With the complaint filed Friday, the coalition opposed to changes in the diversity policy takes a major legal step in its campaign to restore busing aimed at achieving socio-economic balance in North Carolina’s largest school system.
“We’ve prayed, we’ve talked, we’ve walked, we’ve tried nonviolent civil disobedience,” the Rev. William Barber, head of the state NAACP, told The Associated Press before a Saturday news conference to announce the complaint. “We have tried every other option.”
The complaint was filed by the NAACP, a Wake County youth group called Heroes Emerge Among Teens and 18-year-old student Quinton White, who was transferred from the high school he had been attending until this year.
Barber said the groups supporting the complaint, including the Southern Coalition for Social Justice, the North Carolina Justice Center and others, expect more citizens to endorse the action.
Calls to members of the school board were not immediately returned.
The complaint is based on a provision of the 1964 Civil Rights Act that forbids the use of tax dollars in discriminatory ways.
The complainants seek to prove intentional discrimination on the part of the board, that the new policies backed by the board would disproportionately harm nonwhites and that Wake schools’ discipline policies have been enforced in a discriminatory manner.

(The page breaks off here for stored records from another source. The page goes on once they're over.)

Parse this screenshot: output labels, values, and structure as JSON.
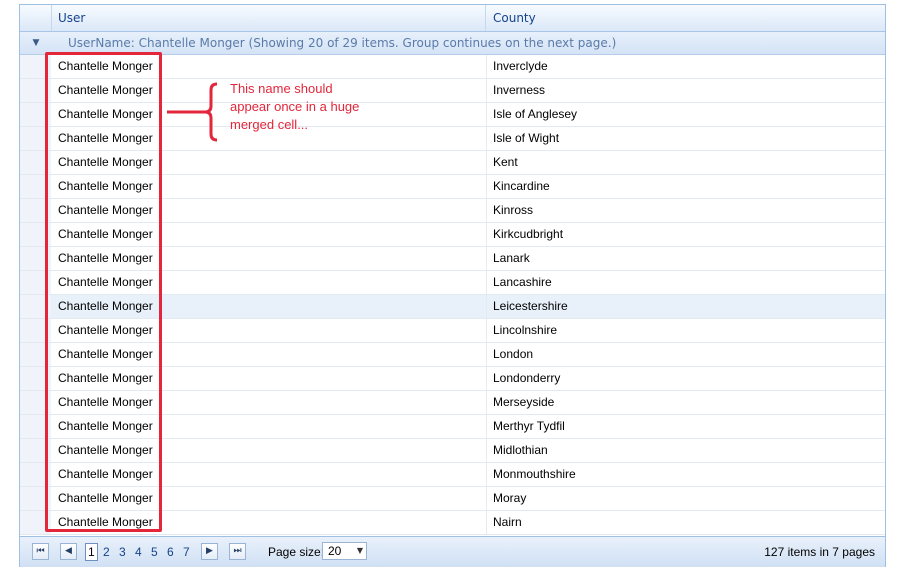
{
  "header": {
    "user": "User",
    "county": "County"
  },
  "group": {
    "expander_icon": "collapse-triangle-icon",
    "text": "UserName: Chantelle Monger (Showing 20 of 29 items. Group continues on the next page.)"
  },
  "rows": [
    {
      "user": "Chantelle Monger",
      "county": "Inverclyde"
    },
    {
      "user": "Chantelle Monger",
      "county": "Inverness"
    },
    {
      "user": "Chantelle Monger",
      "county": "Isle of Anglesey"
    },
    {
      "user": "Chantelle Monger",
      "county": "Isle of Wight"
    },
    {
      "user": "Chantelle Monger",
      "county": "Kent"
    },
    {
      "user": "Chantelle Monger",
      "county": "Kincardine"
    },
    {
      "user": "Chantelle Monger",
      "county": "Kinross"
    },
    {
      "user": "Chantelle Monger",
      "county": "Kirkcudbright"
    },
    {
      "user": "Chantelle Monger",
      "county": "Lanark"
    },
    {
      "user": "Chantelle Monger",
      "county": "Lancashire"
    },
    {
      "user": "Chantelle Monger",
      "county": "Leicestershire"
    },
    {
      "user": "Chantelle Monger",
      "county": "Lincolnshire"
    },
    {
      "user": "Chantelle Monger",
      "county": "London"
    },
    {
      "user": "Chantelle Monger",
      "county": "Londonderry"
    },
    {
      "user": "Chantelle Monger",
      "county": "Merseyside"
    },
    {
      "user": "Chantelle Monger",
      "county": "Merthyr Tydfil"
    },
    {
      "user": "Chantelle Monger",
      "county": "Midlothian"
    },
    {
      "user": "Chantelle Monger",
      "county": "Monmouthshire"
    },
    {
      "user": "Chantelle Monger",
      "county": "Moray"
    },
    {
      "user": "Chantelle Monger",
      "county": "Nairn"
    }
  ],
  "annotation": {
    "line1": "This name should",
    "line2": "appear once in a huge",
    "line3": "merged cell...",
    "color": "#e3263a"
  },
  "pager": {
    "first_icon": "first-page-icon",
    "prev_icon": "previous-page-icon",
    "next_icon": "next-page-icon",
    "last_icon": "last-page-icon",
    "pages": [
      "1",
      "2",
      "3",
      "4",
      "5",
      "6",
      "7"
    ],
    "current_page": "1",
    "page_size_label": "Page size:",
    "page_size_value": "20",
    "info": "127 items in 7 pages"
  }
}
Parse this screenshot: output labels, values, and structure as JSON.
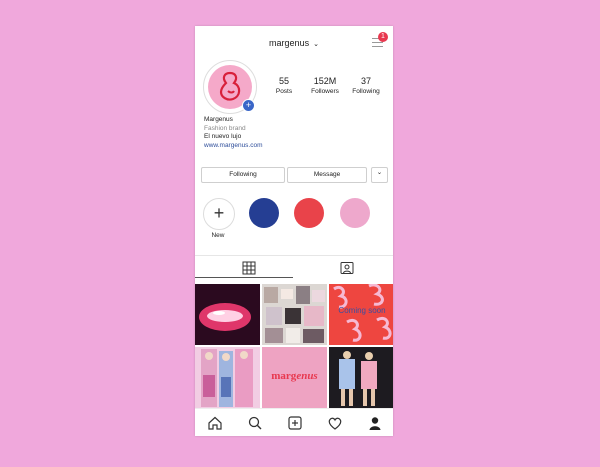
{
  "header": {
    "username": "margenus",
    "chevron": "⌄",
    "notification_count": "1"
  },
  "profile": {
    "posts": {
      "value": "55",
      "label": "Posts"
    },
    "followers": {
      "value": "152M",
      "label": "Followers"
    },
    "following": {
      "value": "37",
      "label": "Following"
    },
    "name": "Margenus",
    "category": "Fashion brand",
    "bio": "El nuevo lujo",
    "website": "www.margenus.com"
  },
  "actions": {
    "following_label": "Following",
    "message_label": "Message",
    "dropdown_glyph": "⌄"
  },
  "highlights": [
    {
      "label": "New",
      "glyph": "+"
    },
    {
      "color": "#253e93"
    },
    {
      "color": "#e9434a"
    },
    {
      "color": "#eea8cc"
    }
  ],
  "posts_grid": {
    "coming_soon_text": "Coming soon",
    "logo_text_a": "marg",
    "logo_text_b": "enus"
  },
  "colors": {
    "brand_pink": "#f5a9c9",
    "brand_red": "#e8384f",
    "background": "#f0a8dc"
  },
  "icons": [
    "menu-icon",
    "grid-icon",
    "tagged-icon",
    "home-icon",
    "search-icon",
    "add-post-icon",
    "heart-icon",
    "profile-icon"
  ]
}
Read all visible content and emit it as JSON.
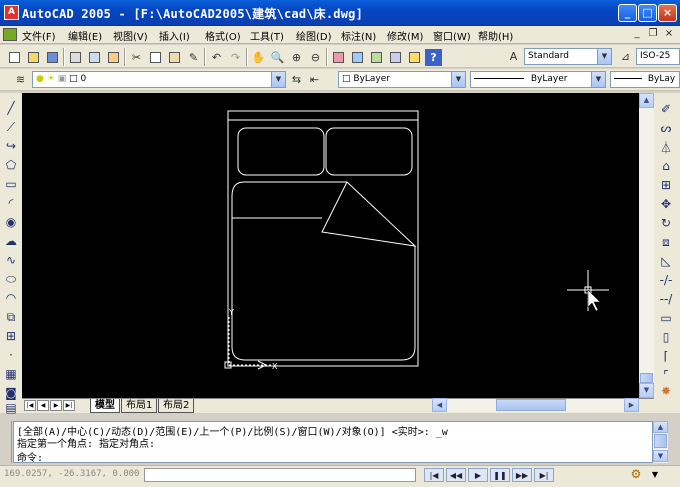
{
  "window": {
    "title": "AutoCAD 2005 - [F:\\AutoCAD2005\\建筑\\cad\\床.dwg]",
    "app_icon": "autocad-icon",
    "minimize_label": "_",
    "maximize_label": "□",
    "close_label": "×"
  },
  "menu": {
    "items": [
      "文件(F)",
      "编辑(E)",
      "视图(V)",
      "插入(I)",
      "格式(O)",
      "工具(T)",
      "绘图(D)",
      "标注(N)",
      "修改(M)",
      "窗口(W)",
      "帮助(H)"
    ],
    "mdi_minimize": "_",
    "mdi_restore": "❐",
    "mdi_close": "×"
  },
  "toolbar_standard": {
    "text_style": "Standard",
    "dim_style": "ISO-25"
  },
  "toolbar_layers": {
    "current_layer": "0",
    "color": "ByLayer",
    "linetype": "ByLayer",
    "lineweight": "ByLay"
  },
  "layout_tabs": {
    "model": "模型",
    "layout1": "布局1",
    "layout2": "布局2"
  },
  "command": {
    "line1": "[全部(A)/中心(C)/动态(D)/范围(E)/上一个(P)/比例(S)/窗口(W)/对象(O)] <实时>: _w",
    "line2": "指定第一个角点: 指定对角点:",
    "prompt": "命令:"
  },
  "status": {
    "coordinates": "169.0257, -26.3167, 0.000"
  },
  "colors": {
    "titlebar": "#0546c4",
    "canvas": "#000000",
    "drawing_lines": "#ffffff"
  }
}
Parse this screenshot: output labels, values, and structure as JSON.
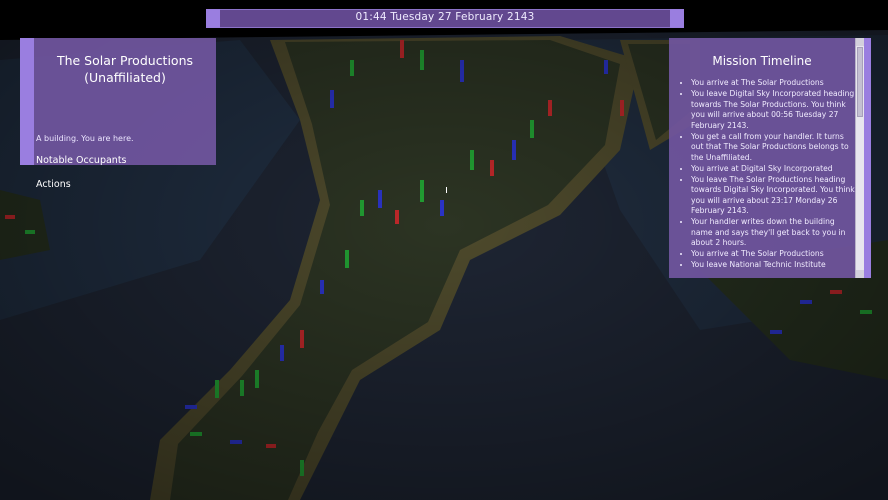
{
  "clock": {
    "text": "01:44 Tuesday 27 February 2143"
  },
  "location": {
    "title": "The Solar Productions (Unaffiliated)",
    "description": "A building. You are here.",
    "sections": {
      "occupants": "Notable Occupants",
      "actions": "Actions"
    }
  },
  "timeline": {
    "title": "Mission Timeline",
    "entries": [
      "You arrive at The Solar Productions",
      "You leave Digital Sky Incorporated heading towards The Solar Productions. You think you will arrive about 00:56 Tuesday 27 February 2143.",
      "You get a call from your handler. It turns out that The Solar Productions belongs to the Unaffiliated.",
      "You arrive at Digital Sky Incorporated",
      "You leave The Solar Productions heading towards Digital Sky Incorporated. You think you will arrive about 23:17 Monday 26 February 2143.",
      "Your handler writes down the building name and says they'll get back to you in about 2 hours.",
      "You arrive at The Solar Productions",
      "You leave National Technic Institute"
    ]
  },
  "colors": {
    "panel": "#7156a0",
    "accent": "#9a7ee0",
    "clock_bar": "#62488f",
    "map_water": "#1f2a3a",
    "map_land": "#2e3a24",
    "map_beach": "#5b5432",
    "building_red": "#c0282a",
    "building_green": "#22a033",
    "building_blue": "#2b34c8"
  }
}
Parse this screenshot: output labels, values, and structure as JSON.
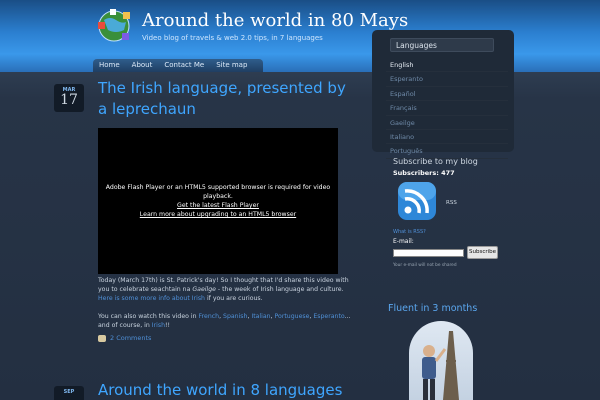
{
  "site": {
    "title": "Around the world in 80 Mays",
    "tagline": "Video blog of travels & web 2.0 tips, in 7 languages"
  },
  "nav": [
    "Home",
    "About",
    "Contact Me",
    "Site map"
  ],
  "post1": {
    "month": "MAR",
    "day": "17",
    "title": "The Irish language, presented by a leprechaun",
    "flash_msg": "Adobe Flash Player or an HTML5 supported browser is required for video playback.",
    "flash_link1": "Get the latest Flash Player",
    "flash_link2": "Learn more about upgrading to an HTML5 browser",
    "p1a": "Today (March 17th) is St. Patrick's day! So I thought that I'd share this video with you to celebrate seachtain na ",
    "p1b": "Gaeilge",
    "p1c": " - the week of Irish language and culture. ",
    "p1link": "Here is some more info about Irish",
    "p1d": " if you are curious.",
    "p2a": "You can also watch this video in ",
    "p2l1": "French",
    "p2l2": "Spanish",
    "p2l3": "Italian",
    "p2l4": "Portuguese",
    "p2l5": "Esperanto",
    "p2b": "... and of course, in ",
    "p2l6": "Irish",
    "p2c": "!!",
    "comments": "2 Comments"
  },
  "post2": {
    "month": "SEP",
    "title": "Around the world in 8 languages"
  },
  "sidebar": {
    "languages_heading": "Languages",
    "languages": [
      "English",
      "Esperanto",
      "Español",
      "Français",
      "Gaeilge",
      "Italiano",
      "Português"
    ],
    "subscribe_heading": "Subscribe to my blog",
    "subscribers": "Subscribers: 477",
    "rss_label": "RSS",
    "what_rss": "What is RSS?",
    "email_label": "E-mail:",
    "subscribe_button": "Subscribe",
    "spam_note": "Your e-mail will not be shared",
    "fluent_heading": "Fluent in 3 months"
  },
  "colors": {
    "accent": "#3fa6ff",
    "link": "#4f8fd6",
    "header_blue": "#2b7fd0",
    "background": "#232f41"
  }
}
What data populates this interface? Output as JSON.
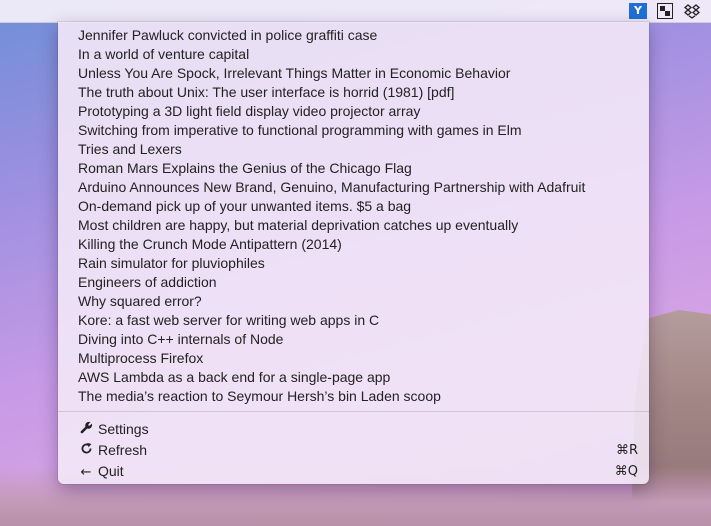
{
  "menubar": {
    "icons": [
      "hacker-news-icon",
      "grid-icon",
      "dropbox-icon"
    ],
    "hn_label": "Y",
    "accent_color": "#1f6fd6"
  },
  "stories": [
    "Jennifer Pawluck convicted in police graffiti case",
    "In a world of venture capital",
    "Unless You Are Spock, Irrelevant Things Matter in Economic Behavior",
    "The truth about Unix: The user interface is horrid (1981) [pdf]",
    "Prototyping a 3D light field display video projector array",
    "Switching from imperative to functional programming with games in Elm",
    "Tries and Lexers",
    "Roman Mars Explains the Genius of the Chicago Flag",
    "Arduino Announces New Brand, Genuino, Manufacturing Partnership with Adafruit",
    "On-demand pick up of your unwanted items. $5 a bag",
    "Most children are happy, but material deprivation catches up eventually",
    "Killing the Crunch Mode Antipattern (2014)",
    "Rain simulator for pluviophiles",
    "Engineers of addiction",
    "Why squared error?",
    "Kore: a fast web server for writing web apps in C",
    "Diving into C++ internals of Node",
    "Multiprocess Firefox",
    "AWS Lambda as a back end for a single-page app",
    "The media’s reaction to Seymour Hersh’s bin Laden scoop"
  ],
  "actions": {
    "settings": {
      "label": "Settings",
      "icon": "wrench-icon",
      "glyph": "🔧"
    },
    "refresh": {
      "label": "Refresh",
      "icon": "refresh-icon",
      "glyph": "⟳",
      "shortcut": "⌘R"
    },
    "quit": {
      "label": "Quit",
      "icon": "arrow-left-icon",
      "glyph": "←",
      "shortcut": "⌘Q"
    }
  }
}
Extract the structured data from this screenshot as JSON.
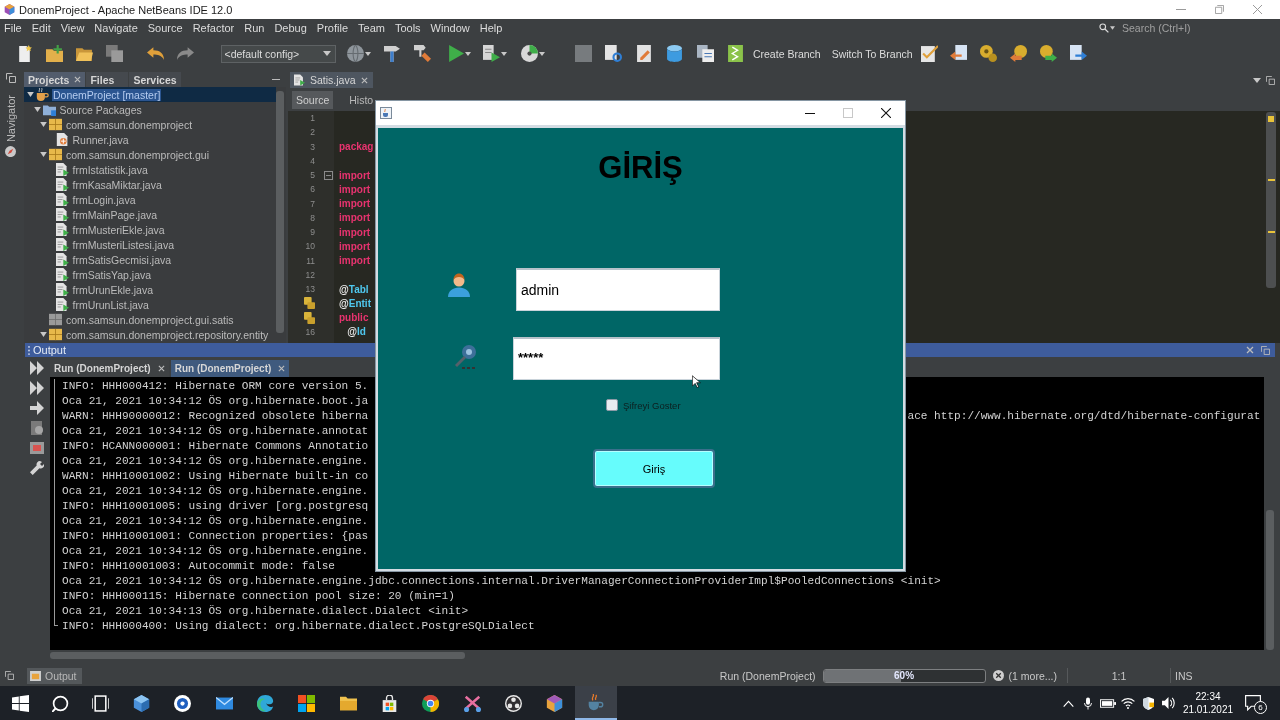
{
  "window": {
    "title": "DonemProject - Apache NetBeans IDE 12.0"
  },
  "menu": [
    "File",
    "Edit",
    "View",
    "Navigate",
    "Source",
    "Refactor",
    "Run",
    "Debug",
    "Profile",
    "Team",
    "Tools",
    "Window",
    "Help"
  ],
  "search": {
    "placeholder": "Search (Ctrl+I)"
  },
  "toolbar": {
    "config": "<default config>",
    "text_buttons": [
      "Create Branch",
      "Switch To Branch"
    ]
  },
  "navigator": {
    "label": "Navigator"
  },
  "projects_panel": {
    "tabs": [
      {
        "label": "Projects",
        "selected": true
      },
      {
        "label": "Files",
        "selected": false
      },
      {
        "label": "Services",
        "selected": false
      }
    ],
    "tree": [
      {
        "kind": "project",
        "label": "DonemProject [master]",
        "selected": true,
        "expanded": true,
        "children": [
          {
            "kind": "source-root",
            "label": "Source Packages",
            "selected": false,
            "expanded": true,
            "children": [
              {
                "kind": "package",
                "label": "com.samsun.donemproject",
                "selected": false,
                "expanded": true,
                "children": [
                  {
                    "kind": "class",
                    "label": "Runner.java",
                    "selected": false
                  }
                ]
              },
              {
                "kind": "package",
                "label": "com.samsun.donemproject.gui",
                "selected": false,
                "expanded": true,
                "children": [
                  {
                    "kind": "form",
                    "label": "frmIstatistik.java",
                    "selected": false
                  },
                  {
                    "kind": "form",
                    "label": "frmKasaMiktar.java",
                    "selected": false
                  },
                  {
                    "kind": "form",
                    "label": "frmLogin.java",
                    "selected": false
                  },
                  {
                    "kind": "form",
                    "label": "frmMainPage.java",
                    "selected": false
                  },
                  {
                    "kind": "form",
                    "label": "frmMusteriEkle.java",
                    "selected": false
                  },
                  {
                    "kind": "form",
                    "label": "frmMusteriListesi.java",
                    "selected": false
                  },
                  {
                    "kind": "form",
                    "label": "frmSatisGecmisi.java",
                    "selected": false
                  },
                  {
                    "kind": "form",
                    "label": "frmSatisYap.java",
                    "selected": false
                  },
                  {
                    "kind": "form",
                    "label": "frmUrunEkle.java",
                    "selected": false
                  },
                  {
                    "kind": "form",
                    "label": "frmUrunList.java",
                    "selected": false
                  }
                ]
              },
              {
                "kind": "empty-package",
                "label": "com.samsun.donemproject.gui.satis",
                "selected": false
              },
              {
                "kind": "package",
                "label": "com.samsun.donemproject.repository.entity",
                "selected": false,
                "expanded": true
              }
            ]
          }
        ]
      }
    ]
  },
  "editor": {
    "tabs": [
      {
        "label": "Satis.java",
        "selected": true
      }
    ],
    "views": [
      {
        "label": "Source",
        "selected": true
      },
      {
        "label": "Histo",
        "selected": false
      }
    ],
    "lines": [
      {
        "number": "1",
        "hint": false,
        "fold": false
      },
      {
        "number": "2",
        "hint": false,
        "fold": false
      },
      {
        "number": "3",
        "hint": false,
        "fold": false,
        "tokens": [
          {
            "kind": "keyword",
            "text": "packag"
          }
        ]
      },
      {
        "number": "4",
        "hint": false,
        "fold": false
      },
      {
        "number": "5",
        "hint": false,
        "fold": true,
        "tokens": [
          {
            "kind": "keyword",
            "text": "import"
          }
        ]
      },
      {
        "number": "6",
        "hint": false,
        "fold": false,
        "tokens": [
          {
            "kind": "keyword",
            "text": "import"
          }
        ]
      },
      {
        "number": "7",
        "hint": false,
        "fold": false,
        "tokens": [
          {
            "kind": "keyword",
            "text": "import"
          }
        ]
      },
      {
        "number": "8",
        "hint": false,
        "fold": false,
        "tokens": [
          {
            "kind": "keyword",
            "text": "import"
          }
        ]
      },
      {
        "number": "9",
        "hint": false,
        "fold": false,
        "tokens": [
          {
            "kind": "keyword",
            "text": "import"
          }
        ]
      },
      {
        "number": "10",
        "hint": false,
        "fold": false,
        "tokens": [
          {
            "kind": "keyword",
            "text": "import"
          }
        ]
      },
      {
        "number": "11",
        "hint": false,
        "fold": false,
        "tokens": [
          {
            "kind": "keyword",
            "text": "import"
          }
        ]
      },
      {
        "number": "12",
        "hint": false,
        "fold": false
      },
      {
        "number": "13",
        "hint": false,
        "fold": false,
        "tokens": [
          {
            "kind": "at",
            "text": "@"
          },
          {
            "kind": "annotation",
            "text": "Tabl"
          }
        ]
      },
      {
        "hint": true,
        "fold": false,
        "tokens": [
          {
            "kind": "at",
            "text": "@"
          },
          {
            "kind": "annotation",
            "text": "Entit"
          }
        ]
      },
      {
        "hint": true,
        "fold": false,
        "tokens": [
          {
            "kind": "keyword",
            "text": "public"
          }
        ]
      },
      {
        "number": "16",
        "hint": false,
        "fold": false,
        "tokens": [
          {
            "kind": "at",
            "text": "   @"
          },
          {
            "kind": "annotation",
            "text": "Id"
          }
        ]
      }
    ]
  },
  "dialog": {
    "heading": "GİRİŞ",
    "window_buttons": [
      {
        "kind": "minimize",
        "disabled": false
      },
      {
        "kind": "maximize",
        "disabled": true
      },
      {
        "kind": "close",
        "disabled": false
      }
    ],
    "username": {
      "value": "admin"
    },
    "password": {
      "value": "*****"
    },
    "show_password": {
      "label": "Şifreyi Goster",
      "checked": false
    },
    "submit": "Giriş"
  },
  "output": {
    "title": "Output",
    "tabs": [
      {
        "label": "Run (DonemProject)",
        "selected": false
      },
      {
        "label": "Run (DonemProject)",
        "selected": true
      }
    ],
    "lines": [
      {
        "text": "INFO: HHH000412: Hibernate ORM core version 5."
      },
      {
        "text": "Oca 21, 2021 10:34:12 ÖS org.hibernate.boot.ja"
      },
      {
        "text": "WARN: HHH90000012: Recognized obsolete hiberna",
        "text_after": "ace http://www.hibernate.org/dtd/hibernate-configurat"
      },
      {
        "text": "Oca 21, 2021 10:34:12 ÖS org.hibernate.annotat"
      },
      {
        "text": "INFO: HCANN000001: Hibernate Commons Annotatio"
      },
      {
        "text": "Oca 21, 2021 10:34:12 ÖS org.hibernate.engine."
      },
      {
        "text": "WARN: HHH10001002: Using Hibernate built-in co"
      },
      {
        "text": "Oca 21, 2021 10:34:12 ÖS org.hibernate.engine."
      },
      {
        "text": "INFO: HHH10001005: using driver [org.postgresq"
      },
      {
        "text": "Oca 21, 2021 10:34:12 ÖS org.hibernate.engine."
      },
      {
        "text": "INFO: HHH10001001: Connection properties: {pas"
      },
      {
        "text": "Oca 21, 2021 10:34:12 ÖS org.hibernate.engine."
      },
      {
        "text": "INFO: HHH10001003: Autocommit mode: false"
      },
      {
        "text": "Oca 21, 2021 10:34:12 ÖS org.hibernate.engine.jdbc.connections.internal.DriverManagerConnectionProviderImpl$PooledConnections <init>"
      },
      {
        "text": "INFO: HHH000115: Hibernate connection pool size: 20 (min=1)"
      },
      {
        "text": "Oca 21, 2021 10:34:13 ÖS org.hibernate.dialect.Dialect <init>"
      },
      {
        "text": "INFO: HHH000400: Using dialect: org.hibernate.dialect.PostgreSQLDialect"
      }
    ]
  },
  "status_bar": {
    "output_button": "Output",
    "task": "Run (DonemProject)",
    "progress": {
      "level": 0.48,
      "reading": "60%"
    },
    "more": "(1 more...)",
    "position": "1:1",
    "mode": "INS"
  },
  "taskbar": {
    "apps": [
      {
        "kind": "cube",
        "selected": false
      },
      {
        "kind": "disc",
        "selected": false
      },
      {
        "kind": "mail",
        "selected": false
      },
      {
        "kind": "wave",
        "selected": false
      },
      {
        "kind": "tiles",
        "selected": false
      },
      {
        "kind": "folder",
        "selected": false
      },
      {
        "kind": "bag",
        "selected": false
      },
      {
        "kind": "ring",
        "selected": false
      },
      {
        "kind": "snip",
        "selected": false
      },
      {
        "kind": "lens",
        "selected": false
      },
      {
        "kind": "box",
        "selected": false
      },
      {
        "kind": "cup",
        "selected": true
      }
    ],
    "time": "22:34",
    "date": "21.01.2021",
    "notifications": "6"
  }
}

That third aspect predates last year’s school board elections, which gave a 5-4 majority to board members who favored ending the decade-old socio-economic diversity program. According to research done by the NAACP, 94 percent of students expelled by Wake schools in the last five years have been black, although blacks make up roughly a quarter of the total student population of more than 140,000.
“The only thing that can explain that is race,” said Al McSurely, a lawyer representing the NAACP.
The five board members who voted to end the policy have argued there are better ways to achieve diversity than through busing, and have said they favor allowing students to attend school closer to home.
The NAACP and its allies say that very language is a loaded echo of the desegregation battles of the 1950s and 1960s.
“Everyone in the South knows what they mean when they say ‘neighborhood schools,”’ McSurely said. “They mean black schools and white schools, not integrated schools.”
Barber said the complainants have amassed a vast amount of evidence to back up their claims, and hopes to bring Wake County residents to meet soon with Department of Education officials in Washington, D.C.
The next step in such complaints usually involves the federal agency asking the responding party _ in this case, the board _ for information, followed by an investigation. Barber said the decision to file the complaint does not rule out the possibility of a state or federal lawsuit.
“This is the first step, and it’s a major step,” he said. “But we’re not going to stop fighting.”